Mit der Mariazellerbahn geht es bekanntlich steil bergauf, der Name Himmelstreppe passt also ganz gut - zumal die Fahrt noch dazu in einem Wallfahrtsort endet. Die enormen Kosten des Projekts müssen aber auf Erden beglichen werden. Und wie es aussieht, wäre die Runderneuerung der traditionsreichen niederösterreichischen Schmalspurbahn auch etwas billiger möglich gewesen.

Schildbürgerstreich
65 Millionen Euro der Gesamtsumme fließen in die bestellten Zuggarnituren, 20 Millionen kostet das neue Betriebszentrum. Den Rest, also 32 Millionen, verschlingt die "Ertüchtigung der Strecke“, wie die Növog das nennt. Saniert oder erneuert werden unter anderem Teile des Gleiskörpers, die elektrischen Oberleitungen und diverse Bahnsteige.

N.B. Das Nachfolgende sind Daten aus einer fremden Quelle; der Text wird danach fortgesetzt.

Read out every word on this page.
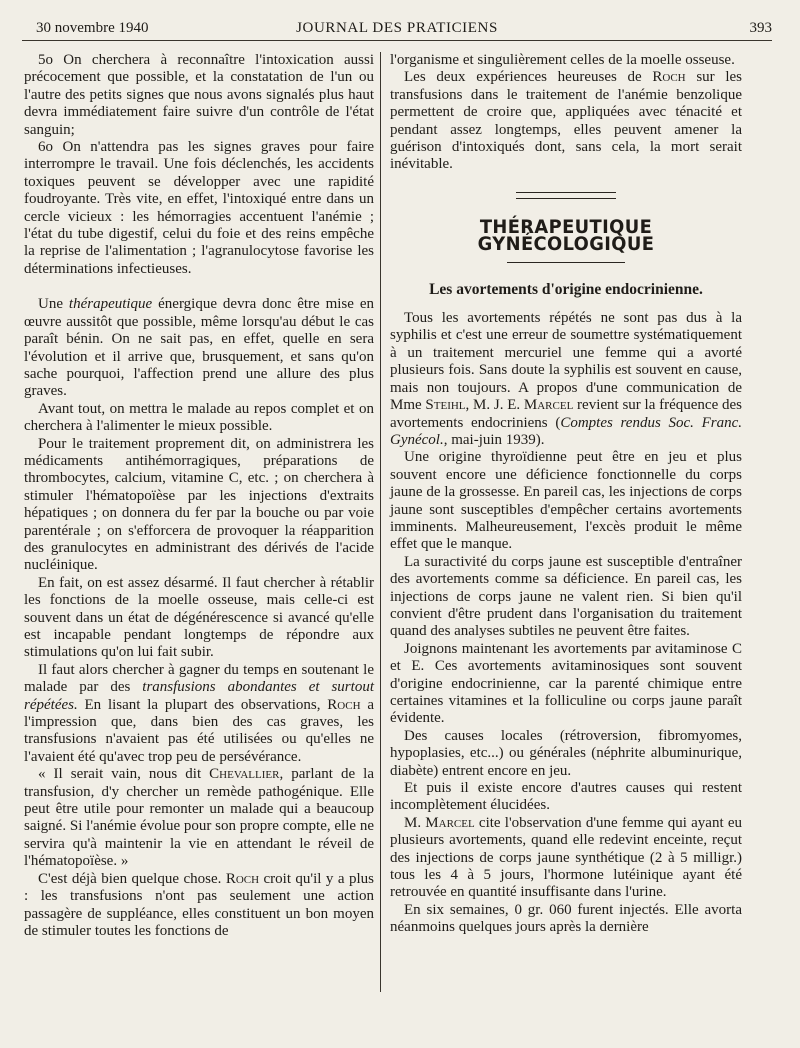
30 novembre 1940	JOURNAL DES PRATICIENS	393

5o On cherchera à reconnaître l'intoxication aussi précocement que possible, et la constatation de l'un ou l'autre des petits signes que nous avons signalés plus haut devra immédiatement faire suivre d'un contrôle de l'état sanguin;

6o On n'attendra pas les signes graves pour faire interrompre le travail. Une fois déclenchés, les accidents toxiques peuvent se développer avec une rapidité foudroyante. Très vite, en effet, l'intoxiqué entre dans un cercle vicieux : les hémorragies accentuent l'anémie ; l'état du tube digestif, celui du foie et des reins empêche la reprise de l'alimentation ; l'agranulocytose favorise les déterminations infectieuses.

Une thérapeutique énergique devra donc être mise en œuvre aussitôt que possible, même lorsqu'au début le cas paraît bénin. On ne sait pas, en effet, quelle en sera l'évolution et il arrive que, brusquement, et sans qu'on sache pourquoi, l'affection prend une allure des plus graves.

Avant tout, on mettra le malade au repos complet et on cherchera à l'alimenter le mieux possible.

Pour le traitement proprement dit, on administrera les médicaments antihémorragiques, préparations de thrombocytes, calcium, vitamine C, etc. ; on cherchera à stimuler l'hématopoïèse par les injections d'extraits hépatiques ; on donnera du fer par la bouche ou par voie parentérale ; on s'efforcera de provoquer la réapparition des granulocytes en administrant des dérivés de l'acide nucléinique.

En fait, on est assez désarmé. Il faut chercher à rétablir les fonctions de la moelle osseuse, mais celle-ci est souvent dans un état de dégénérescence si avancé qu'elle est incapable pendant longtemps de répondre aux stimulations qu'on lui fait subir.

Il faut alors chercher à gagner du temps en soutenant le malade par des transfusions abondantes et surtout répétées. En lisant la plupart des observations, Roch a l'impression que, dans bien des cas graves, les transfusions n'avaient pas été utilisées ou qu'elles ne l'avaient été qu'avec trop peu de persévérance.

« Il serait vain, nous dit Chevallier, parlant de la transfusion, d'y chercher un remède pathogénique. Elle peut être utile pour remonter un malade qui a beaucoup saigné. Si l'anémie évolue pour son propre compte, elle ne servira qu'à maintenir la vie en attendant le réveil de l'hématopoïèse. »

C'est déjà bien quelque chose. Roch croit qu'il y a plus : les transfusions n'ont pas seulement une action passagère de suppléance, elles constituent un bon moyen de stimuler toutes les fonctions de

l'organisme et singulièrement celles de la moelle osseuse.

Les deux expériences heureuses de Roch sur les transfusions dans le traitement de l'anémie benzolique permettent de croire que, appliquées avec ténacité et pendant assez longtemps, elles peuvent amener la guérison d'intoxiqués dont, sans cela, la mort serait inévitable.

THÉRAPEUTIQUE GYNÉCOLOGIQUE
Les avortements d'origine endocrinienne.

Tous les avortements répétés ne sont pas dus à la syphilis et c'est une erreur de soumettre systématiquement à un traitement mercuriel une femme qui a avorté plusieurs fois. Sans doute la syphilis est souvent en cause, mais non toujours. A propos d'une communication de Mme Steihl, M. J. E. Marcel revient sur la fréquence des avortements endocriniens (Comptes rendus Soc. Franc. Gynécol., mai-juin 1939).

Une origine thyroïdienne peut être en jeu et plus souvent encore une déficience fonctionnelle du corps jaune de la grossesse. En pareil cas, les injections de corps jaune sont susceptibles d'empêcher certains avortements imminents. Malheureusement, l'excès produit le même effet que le manque.

La suractivité du corps jaune est susceptible d'entraîner des avortements comme sa déficience. En pareil cas, les injections de corps jaune ne valent rien. Si bien qu'il convient d'être prudent dans l'organisation du traitement quand des analyses subtiles ne peuvent être faites.

Joignons maintenant les avortements par avitaminose C et E. Ces avortements avitaminosiques sont souvent d'origine endocrinienne, car la parenté chimique entre certaines vitamines et la folliculine ou corps jaune paraît évidente.

Des causes locales (rétroversion, fibromyomes, hypoplasies, etc...) ou générales (néphrite albuminurique, diabète) entrent encore en jeu.

Et puis il existe encore d'autres causes qui restent incomplètement élucidées.

M. Marcel cite l'observation d'une femme qui ayant eu plusieurs avortements, quand elle redevint enceinte, reçut des injections de corps jaune synthétique (2 à 5 milligr.) tous les 4 à 5 jours, l'hormone lutéinique ayant été retrouvée en quantité insuffisante dans l'urine.

En six semaines, 0 gr. 060 furent injectés. Elle avorta néanmoins quelques jours après la dernière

Doch die Himmelstreppe macht auch bauliche Maßnahmen notwendig, an die man beim Kauf eines Schienenfahrzeugs nicht automatisch denkt: Einige Tunnel auf der rund 85 Kilometer langen Strecke sind für die schmucken neuen Triebwagen zu eng. "Der große und der kleine Eisbergtunnel müssen ausgeschremmt werden“, sagt Madeleine Petrovic, Chefin der niederösterreichischen Grünen. Gemeinsam bringen es die zwei Durchfahrten auf eine Länge von über 400 Metern - der Aufwand ist also beträchtlich. Petrovic ärgert sich über diese vermeidbaren Kosten: Nachdem das Land den Großteil der Nebenbahnen zugesperrt hat, werde nun bei einem Prestigeprojekt das Geld hinausgeworfen. "Die niederösterreichische ÖVP hat überhaupt keinen Bezug zum öffentlichen Verkehr.“

Schon vor Monaten war der Schildbürgerstreich der Mariazellerbahn in Internetforen diskutiert worden. Növog-Sprecherin Brigitta Pongratz hatte die Kalamitäten damals dementiert. Jetzt gibt sie immerhin zu, dass die ersten Ausfahrten mit Styroporschutz stattfanden, um festzustellen, wo genau der Lack in Gefahr ist. "Das ist eine völlig normale Maßnahme im Testbetrieb.“ Es sei falsch, von Tunnelvergrößerungen zu reden. "Bei Schremmarbeiten handelt es sich nur um geringfügige Änderungen an den Tunnelwänden.“ Diskutiert wird unter Eisenbahnexperten derzeit auch die Frage, ob einige Brücken verstärkt werden müssen, weil der Achsdruck der neuen Fahrzeuge zu hoch sein könnte. Pongratz dazu: "Die Sanierungsarbeiten an der Strecke umfassen selbstverständlich auch Maßnahmen an den Brücken.“

Was nach peinlicher Fehlplanung klingt, dürfte den Verantwortlichen der Növog bereits bei der Auftragsvergabe klar gewesen sein. Schon damals stand fest, dass die Dimensionen der neuen Züge ein Problem sein würden. Dennoch entschied man sich für den Schweizer Hersteller Stadler Rail und gegen dessen in Wien-Donaustadt ansässigen Mitbewerber Bombardier, der ebenfalls ein Angebot gelegt hatte - für kleinere Modelle.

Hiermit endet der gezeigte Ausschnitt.